Jorge Rodriguez, the leader of the national assembly and a deputy to President Nicolas Maduro, called for the arrests of members of the opposition Popular Will political party, whom he accused of working with criminal gangs to orchestrate plots to destabilize the government.
Rodriguez’s claims come as European Union delegates are in the country to set terms for possible observation missions to local and state elections scheduled for November. The E.U.’s spokesman for external affairs said on Twitter that Monday’s arrest of opposition leader Freddy Guevara and the “harassment of other opponents and human rights activists hinders efforts to find a peaceful solution to the crisis. Pluralistic civic space = key in the upcoming elex.”
The opposition, which is split over whether to participate in the elections, is likely to be driven further into disarray now, said Ana Milagros Parra, an independent Caracas-based political analyst.

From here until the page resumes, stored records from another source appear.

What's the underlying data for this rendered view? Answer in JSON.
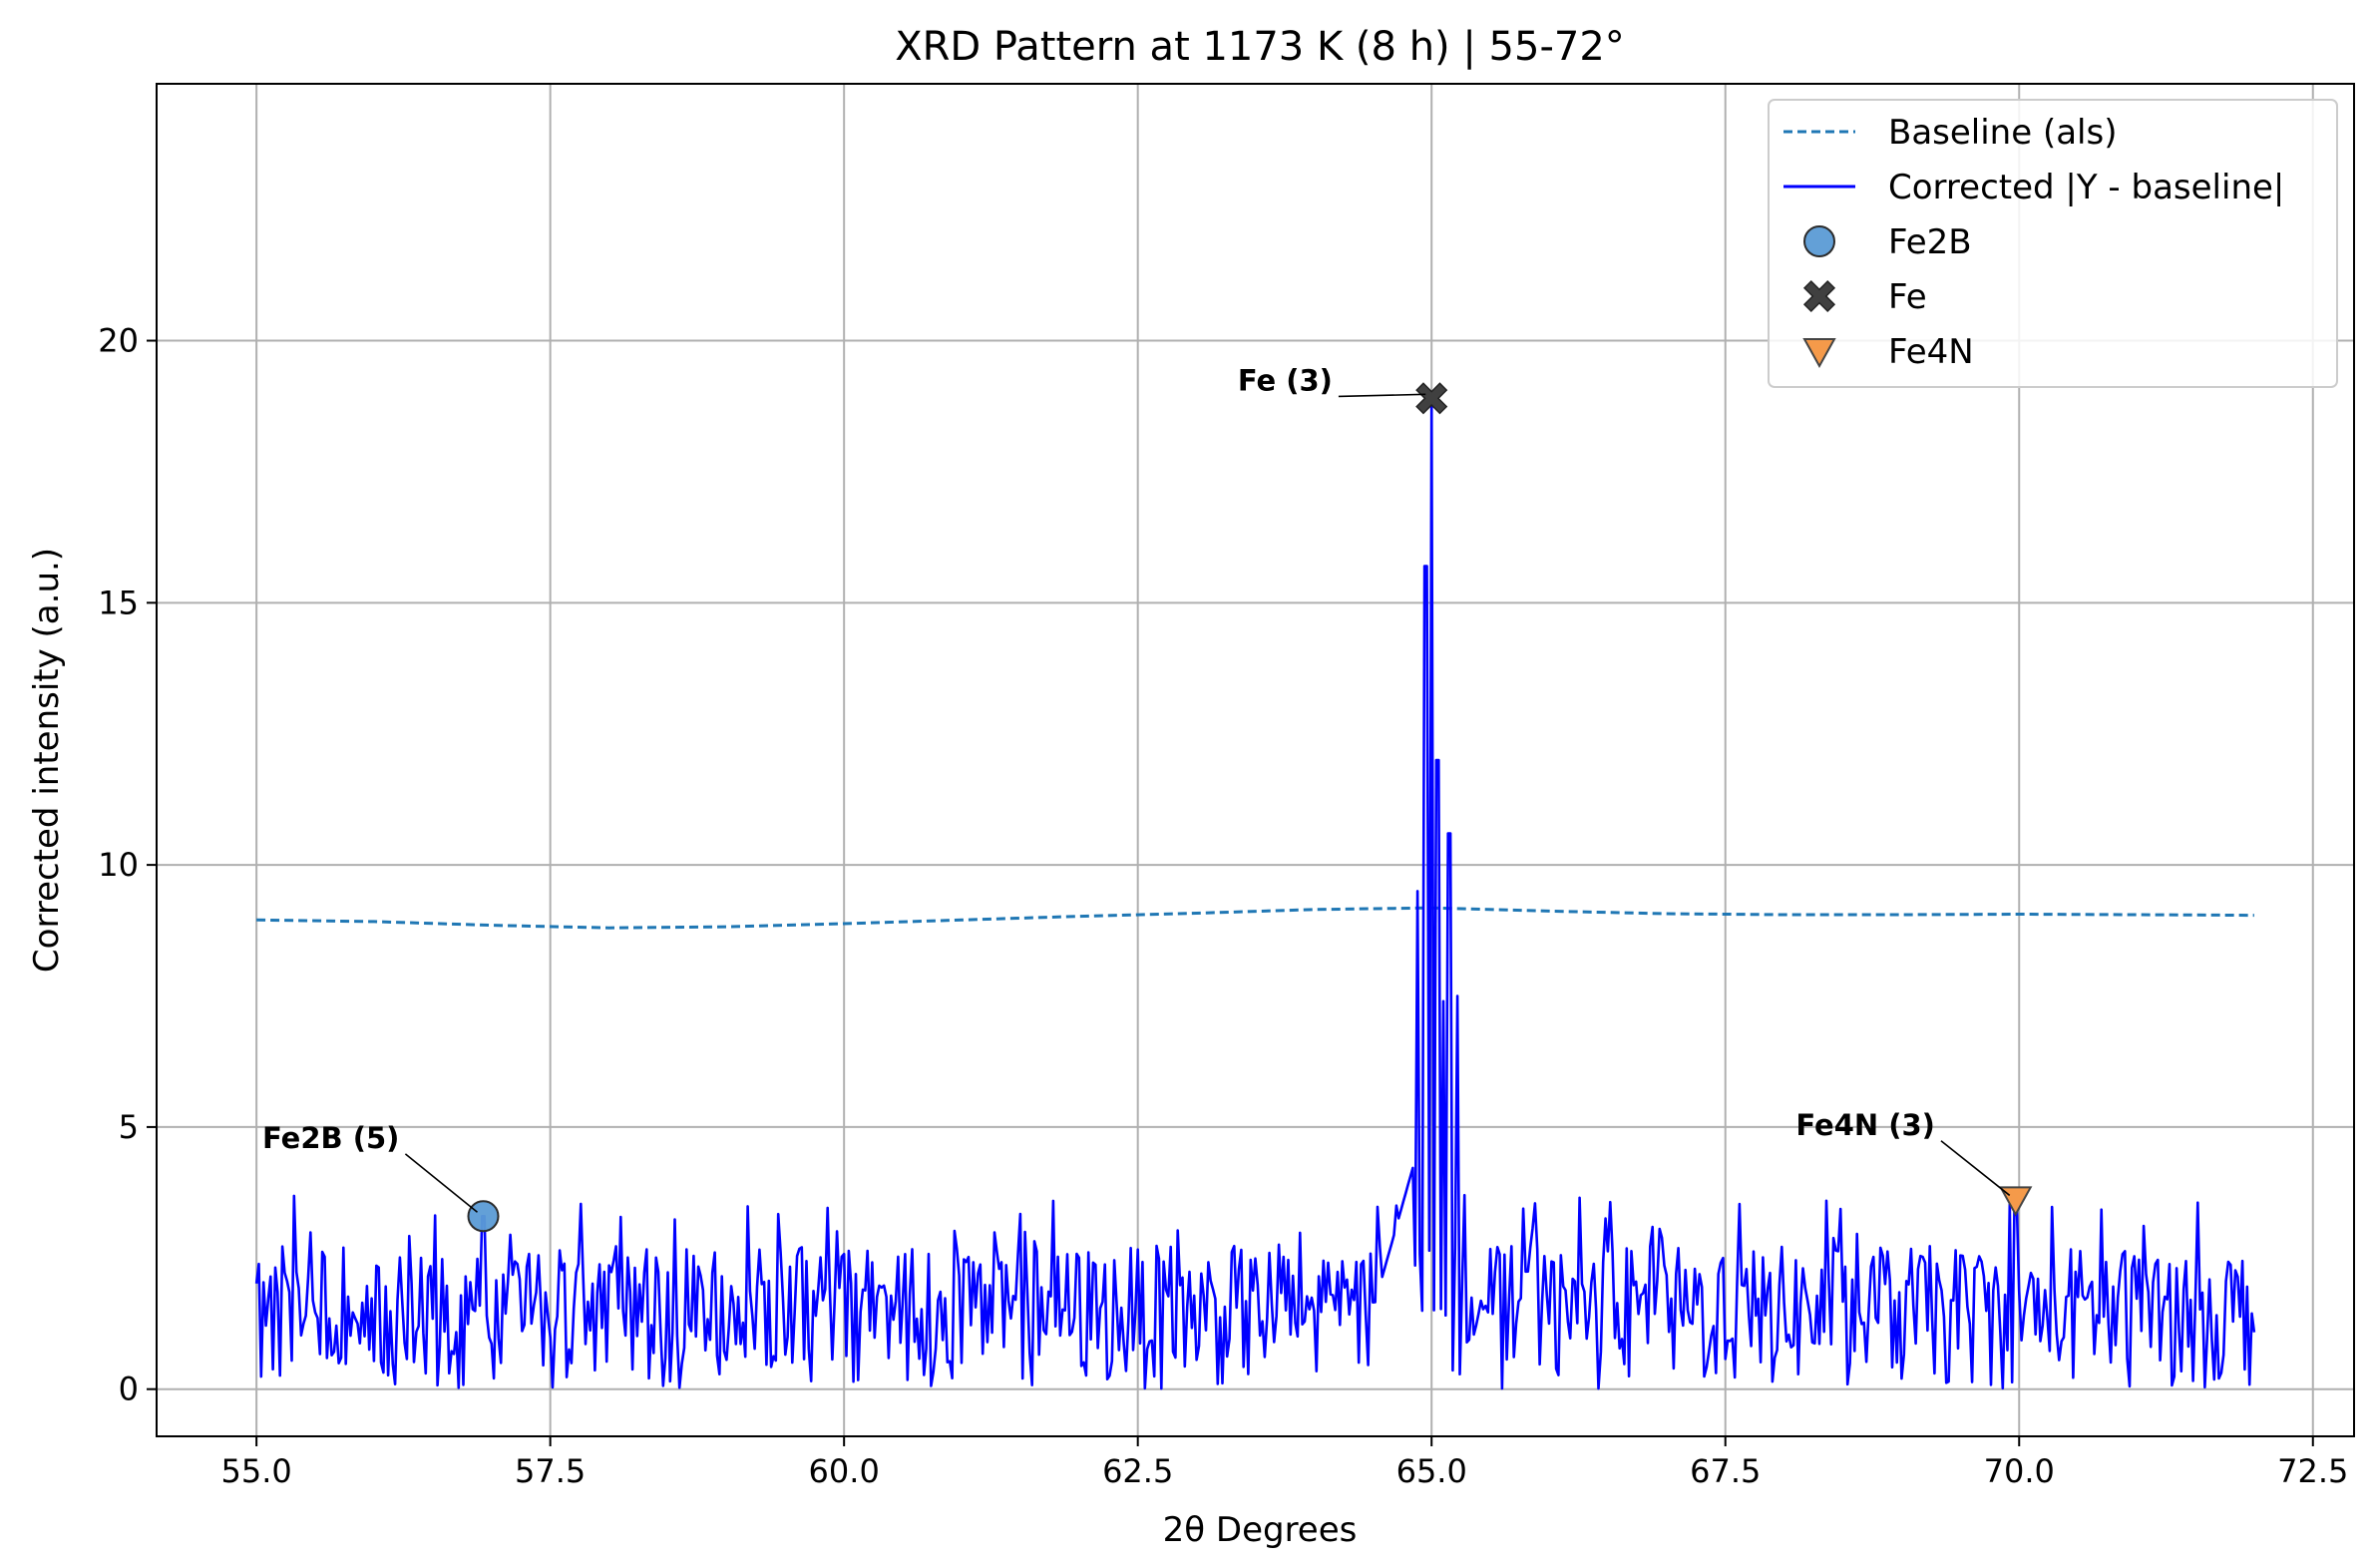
{
  "chart_data": {
    "type": "line",
    "title": "XRD Pattern at 1173 K (8 h) | 55-72°",
    "xlabel": "2θ Degrees",
    "ylabel": "Corrected intensity (a.u.)",
    "xlim": [
      54.15,
      72.85
    ],
    "ylim": [
      -0.9,
      24.9
    ],
    "xticks": [
      55.0,
      57.5,
      60.0,
      62.5,
      65.0,
      67.5,
      70.0,
      72.5
    ],
    "xtick_labels": [
      "55.0",
      "57.5",
      "60.0",
      "62.5",
      "65.0",
      "67.5",
      "70.0",
      "72.5"
    ],
    "yticks": [
      0,
      5,
      10,
      15,
      20
    ],
    "ytick_labels": [
      "0",
      "5",
      "10",
      "15",
      "20"
    ],
    "grid": true,
    "legend_position": "top-right",
    "series": [
      {
        "name": "Baseline (als)",
        "style": "dashed",
        "color": "#1f77b4",
        "x": [
          55.0,
          56.0,
          57.0,
          58.0,
          59.0,
          60.0,
          61.0,
          62.0,
          63.0,
          64.0,
          65.0,
          66.0,
          67.0,
          68.0,
          69.0,
          70.0,
          71.0,
          72.0
        ],
        "y": [
          8.95,
          8.92,
          8.85,
          8.8,
          8.82,
          8.88,
          8.95,
          9.02,
          9.08,
          9.15,
          9.18,
          9.12,
          9.07,
          9.05,
          9.05,
          9.06,
          9.05,
          9.04
        ]
      },
      {
        "name": "Corrected |Y - baseline|",
        "style": "solid",
        "color": "#0000ff",
        "peaks": [
          {
            "x": 56.93,
            "y": 3.3
          },
          {
            "x": 64.7,
            "y": 3.5
          },
          {
            "x": 64.88,
            "y": 9.5
          },
          {
            "x": 64.95,
            "y": 15.7
          },
          {
            "x": 65.0,
            "y": 18.9
          },
          {
            "x": 65.05,
            "y": 12.0
          },
          {
            "x": 65.1,
            "y": 7.4
          },
          {
            "x": 65.15,
            "y": 10.6
          },
          {
            "x": 65.22,
            "y": 7.5
          },
          {
            "x": 65.28,
            "y": 3.7
          },
          {
            "x": 69.97,
            "y": 3.5
          }
        ],
        "noise_range": [
          0,
          3.8
        ]
      }
    ],
    "markers": [
      {
        "name": "Fe2B",
        "symbol": "circle",
        "color": "#5b9bd5",
        "x": 56.93,
        "y": 3.3
      },
      {
        "name": "Fe",
        "symbol": "x",
        "color": "#404040",
        "x": 65.0,
        "y": 18.9
      },
      {
        "name": "Fe4N",
        "symbol": "triangle-down",
        "color": "#f59a4a",
        "x": 69.97,
        "y": 3.62
      }
    ],
    "annotations": [
      {
        "text": "Fe2B (5)",
        "target_x": 56.93,
        "target_y": 3.3,
        "text_x": 55.05,
        "text_y": 4.6,
        "anchor": "start"
      },
      {
        "text": "Fe (3)",
        "target_x": 65.0,
        "target_y": 18.9,
        "text_x": 63.35,
        "text_y": 19.05,
        "anchor": "start"
      },
      {
        "text": "Fe4N (3)",
        "target_x": 69.97,
        "target_y": 3.62,
        "text_x": 68.1,
        "text_y": 4.85,
        "anchor": "start"
      }
    ]
  }
}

“It’s clearly a strategy to divide the opposition,” she said in an email. “The Popular Will party is the group that represents the greatest threat to the government, which is why they are being blamed for things they had nothing to do with.”
Guevara, who was charged Monday with terrorism and treason, is accused of having plotted with another opposition leader, Leopoldo Lopez, to organize the shootings that shook Caracas last week and left more than 20 dead. Rodriguez told of the accusations in an appearance on state television, showing alleged text exchanges between the men. Lopez fled Venezuela last year and operates from abroad.
Rodriguez called for more arrests and ruled out negotiating pardons with Guaido.
“We are not going to go to any dialogue or negotiating table so that these criminals, murderers and terrorists go free to try again to perpetrate some act of violence,” he said.
Kevin O’Reilly, a U.S. deputy assistant secretary, said in an online conference hosted by the Atlantic Council that the arrest and harassment raise doubts about Maduro’s seriousness regarding free and fair elections.
Colette Capriles, a political scientist at Simon Bolivar University in Caracas, said what seems to be happening is that “neutralizing Popular Will is the central objective of the government, and this puts the negotiations at risk.”
She described the government’s allegations as absurd but wondered about what threat it perceived, adding, “This has a high political cost for the government, so I wonder why now?”